Artist

Bob Howard & His Orchestra

Genre: Jazz
Origin: U.S.A
Listen on Coda
Born in Newton, Massachusetts on 20 June 1906, Howard Joyner died in Mount Kisco, New York on 3 December 1986. After developing his piano and vocal skills in his native state, he relocated to New York at the close of his teens and promptly established himself as both a hotel and nightclub performer and a recording artist. A short European sojourn followed, yet by the mid-1930s he had strengthened his standing in New York by adding a steady radio program to his credits—an uncommon achievement for a black musician at that time. Steady work continued through the 1940s and into the 1950s, when his popularity opened doors to television appearances. Although he remained centered in New York, occasional engagements took him to residencies in Los Angeles and Las Vegas.
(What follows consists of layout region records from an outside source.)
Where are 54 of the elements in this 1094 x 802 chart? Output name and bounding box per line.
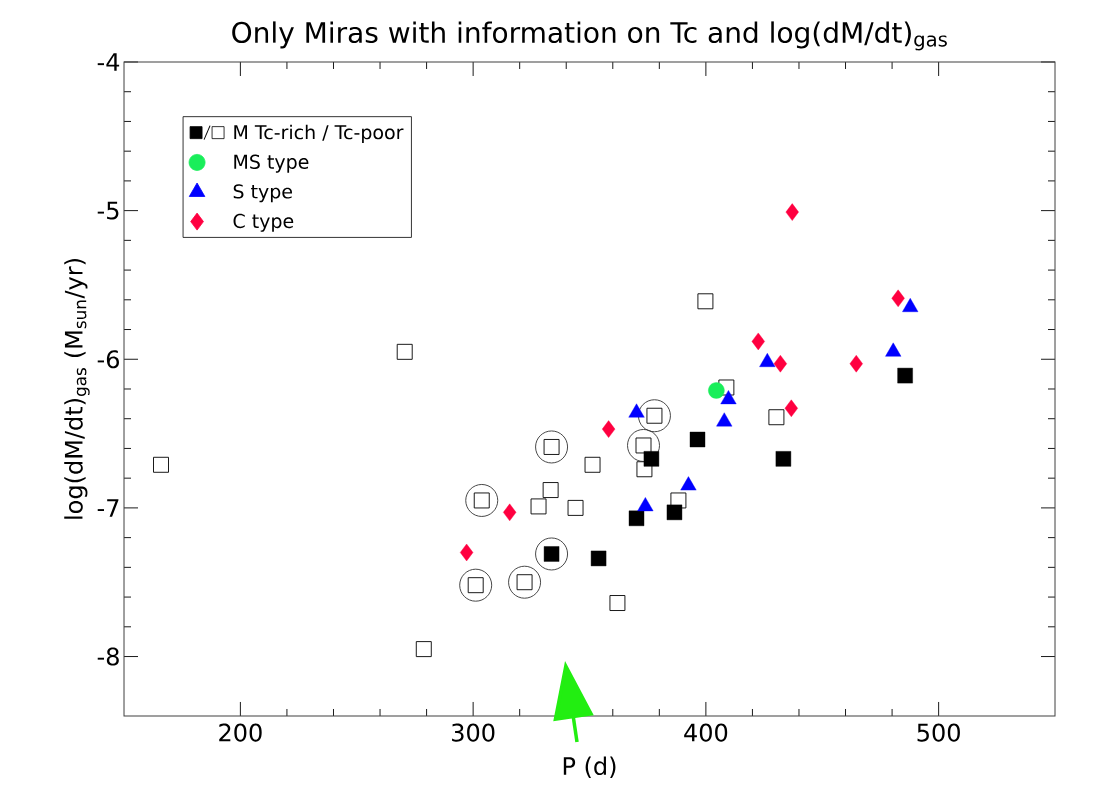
point (637, 497, 654, 512)
point (849, 355, 863, 373)
x-tick-label: 300 (452, 723, 495, 742)
y-tick-label: -5 (97, 201, 119, 220)
point (396, 343, 413, 360)
point (689, 431, 706, 448)
x-tick-label: 500 (917, 723, 960, 742)
point (542, 482, 559, 499)
point (602, 420, 616, 438)
point (567, 499, 584, 516)
point (465, 484, 499, 517)
y-axis-title: log(dM/dt)$_{gas}$ (M$_{sun}$/yr) (64, 259, 90, 519)
point (508, 565, 542, 599)
x-tick-label: 200 (219, 723, 262, 742)
point (897, 367, 913, 384)
legend-label: MS type (234, 154, 309, 173)
x-tick-label: 400 (684, 723, 728, 742)
point (785, 203, 799, 221)
point (718, 379, 735, 396)
point (666, 504, 683, 521)
point (773, 355, 787, 373)
point (460, 543, 474, 562)
point (751, 332, 765, 351)
y-tick-label: -4 (97, 53, 120, 71)
point (670, 492, 687, 509)
point (628, 510, 645, 526)
point (415, 641, 432, 658)
point (775, 451, 792, 467)
point (584, 456, 601, 473)
legend-label: M Tc-rich / Tc-poor (234, 124, 404, 144)
y-tick-label: -8 (97, 647, 119, 666)
point (636, 461, 653, 478)
point (530, 498, 547, 515)
point (627, 429, 660, 462)
x-axis-title: P (d) (563, 756, 616, 778)
point (697, 293, 714, 310)
legend-label: C type (233, 213, 294, 232)
point (891, 289, 905, 308)
y-tick-label: -7 (97, 499, 119, 517)
point (784, 399, 798, 418)
point (609, 595, 626, 611)
point (637, 399, 671, 433)
point (590, 550, 607, 567)
point (643, 451, 660, 467)
legend-label: S type (233, 184, 292, 203)
point (768, 409, 785, 426)
point (503, 503, 517, 522)
chart-title: Only Miras with information on Tc and log(dM/dt)$_{gas}$ (232, 21, 947, 51)
point (459, 568, 493, 602)
point (720, 390, 737, 405)
point (535, 430, 569, 464)
point (153, 456, 169, 473)
point (708, 382, 725, 399)
y-tick-label: -6 (97, 350, 119, 369)
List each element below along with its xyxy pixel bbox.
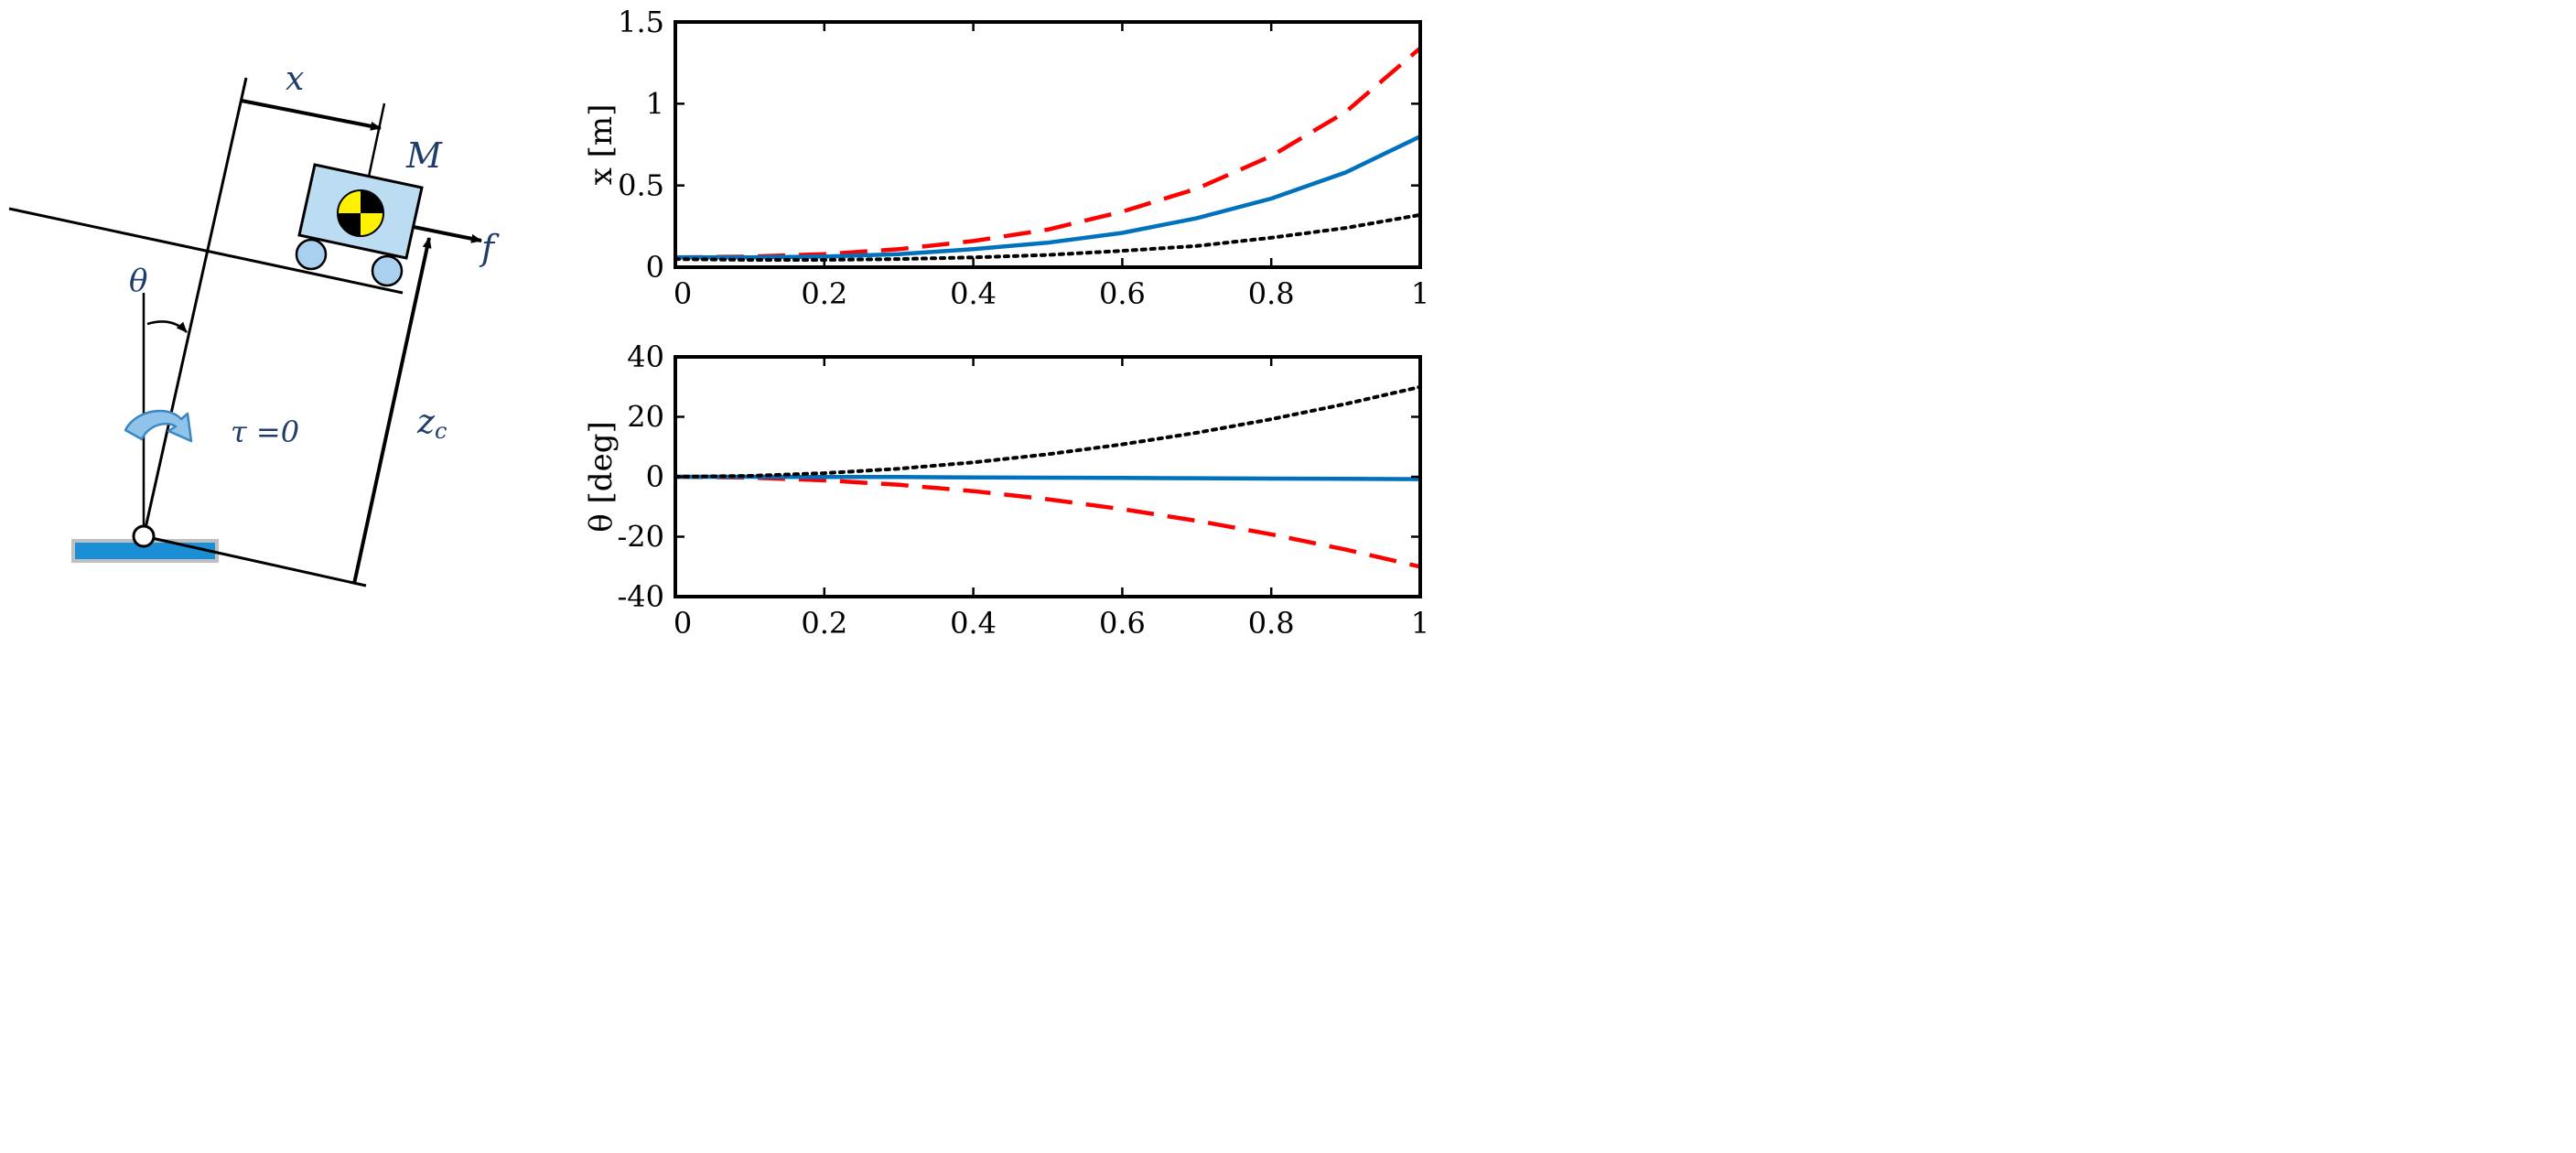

Public recognition rested chiefly on his emulation of Fats Waller, an approach whose lack of originality was offset by polished technique and an affable stage presence. While he sometimes collaborated and recorded with jazz players, his reputation rested on his work as a jazz-inflected popular singer and pianist. His vocal delivery shifted with the song and the setting, moving between tenor and baritone, between forceful delivery and playful, meandering phrasing. When fronting a group modeled on Cab Calloway’s, he hired capable players yet frequently interrupted their solos with untimely shouts of encouragement. Arrangements by Benny Carter remain the ensemble’s chief claim to remembrance.